Abstract

Introduction The dentition has long been, and still is, important to vertebrate biologists: to palaeontologists, because teeth often represent the sole fossil evidence available; to taxonomists, because of the estimated high taxonomic value of teeth; and to developmental biologists, because teeth provide an excellent experimental model to test developmental principles. Yet, relatively little attention has been paid in these various disciplines to intraspecific variation and the relative roles played by the genome and the environment to generate this variation. Can developmental processes leading to a species-specific, predictable outcome (i.e. a dental unit of specific size, shape, etc.) be modified in the course of an organism's ontogeny by changes in the external environment to produce a unit of different size, shape, etc., with respect to what is ‘normal’ for the species?

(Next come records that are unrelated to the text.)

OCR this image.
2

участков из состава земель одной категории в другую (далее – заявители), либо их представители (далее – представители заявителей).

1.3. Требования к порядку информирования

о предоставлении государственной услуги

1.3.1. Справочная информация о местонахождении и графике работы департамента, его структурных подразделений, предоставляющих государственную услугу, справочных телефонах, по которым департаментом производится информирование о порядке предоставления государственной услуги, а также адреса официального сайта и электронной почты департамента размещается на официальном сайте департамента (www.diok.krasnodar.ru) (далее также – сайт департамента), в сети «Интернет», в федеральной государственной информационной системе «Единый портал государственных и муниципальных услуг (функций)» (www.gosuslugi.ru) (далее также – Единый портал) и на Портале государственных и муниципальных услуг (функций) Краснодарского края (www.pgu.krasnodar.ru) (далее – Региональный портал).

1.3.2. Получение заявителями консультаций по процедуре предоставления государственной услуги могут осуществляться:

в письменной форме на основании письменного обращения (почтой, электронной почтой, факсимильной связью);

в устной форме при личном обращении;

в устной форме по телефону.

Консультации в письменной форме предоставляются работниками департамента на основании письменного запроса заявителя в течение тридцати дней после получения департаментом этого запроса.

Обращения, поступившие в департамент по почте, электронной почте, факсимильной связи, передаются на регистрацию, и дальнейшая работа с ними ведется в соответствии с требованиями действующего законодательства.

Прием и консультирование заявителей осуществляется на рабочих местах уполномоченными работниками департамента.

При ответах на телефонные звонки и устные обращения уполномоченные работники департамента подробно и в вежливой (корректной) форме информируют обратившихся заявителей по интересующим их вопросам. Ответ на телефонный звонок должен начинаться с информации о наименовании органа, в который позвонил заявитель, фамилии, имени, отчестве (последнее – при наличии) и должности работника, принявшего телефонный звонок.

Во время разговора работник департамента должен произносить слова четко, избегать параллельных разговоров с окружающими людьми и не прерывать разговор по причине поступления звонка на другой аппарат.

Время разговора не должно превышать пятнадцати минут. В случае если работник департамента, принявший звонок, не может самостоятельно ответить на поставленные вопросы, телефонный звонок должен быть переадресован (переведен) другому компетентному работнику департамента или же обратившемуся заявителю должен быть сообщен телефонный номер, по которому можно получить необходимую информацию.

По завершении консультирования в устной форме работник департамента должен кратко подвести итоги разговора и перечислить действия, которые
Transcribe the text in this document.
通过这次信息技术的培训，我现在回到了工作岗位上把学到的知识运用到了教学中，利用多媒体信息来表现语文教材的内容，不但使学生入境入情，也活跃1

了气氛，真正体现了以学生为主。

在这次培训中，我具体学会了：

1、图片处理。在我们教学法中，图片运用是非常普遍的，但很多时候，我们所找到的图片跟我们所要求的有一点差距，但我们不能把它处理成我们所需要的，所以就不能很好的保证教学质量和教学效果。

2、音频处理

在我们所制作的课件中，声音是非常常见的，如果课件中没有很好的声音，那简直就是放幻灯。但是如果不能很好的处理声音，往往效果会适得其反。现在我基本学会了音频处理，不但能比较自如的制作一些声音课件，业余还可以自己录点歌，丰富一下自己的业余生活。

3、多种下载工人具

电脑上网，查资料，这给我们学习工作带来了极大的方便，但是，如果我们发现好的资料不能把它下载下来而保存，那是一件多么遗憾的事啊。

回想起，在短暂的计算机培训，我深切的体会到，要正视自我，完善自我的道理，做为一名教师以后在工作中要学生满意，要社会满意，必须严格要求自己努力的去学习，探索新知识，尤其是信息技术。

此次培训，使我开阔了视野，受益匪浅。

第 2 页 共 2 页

In other words can the dentition exhibit environmentally induced phenotypic variation? The subject of phenotypic plasticity has gained much interest in vertebrate biology in the past 15 years. Phenotypic plasticity, as opposed to genetic polymorphism, covers all types of environmentally induced phenotypic variation (Stearns, 1989) and is defined as the ability of an individual to respond to changes in the environment in terms of its anatomy, physiological state and/or behaviour (Smits, 1996). In this chapter I am primarily concerned with plasticity related to changes in prey type and/or the way it is processed. What changes can we expect in tooth number, position, size and shape in relation to a changing function? Studies on dental variation have largely concentrated on mammals (cf. Miles and Grigson, 1990).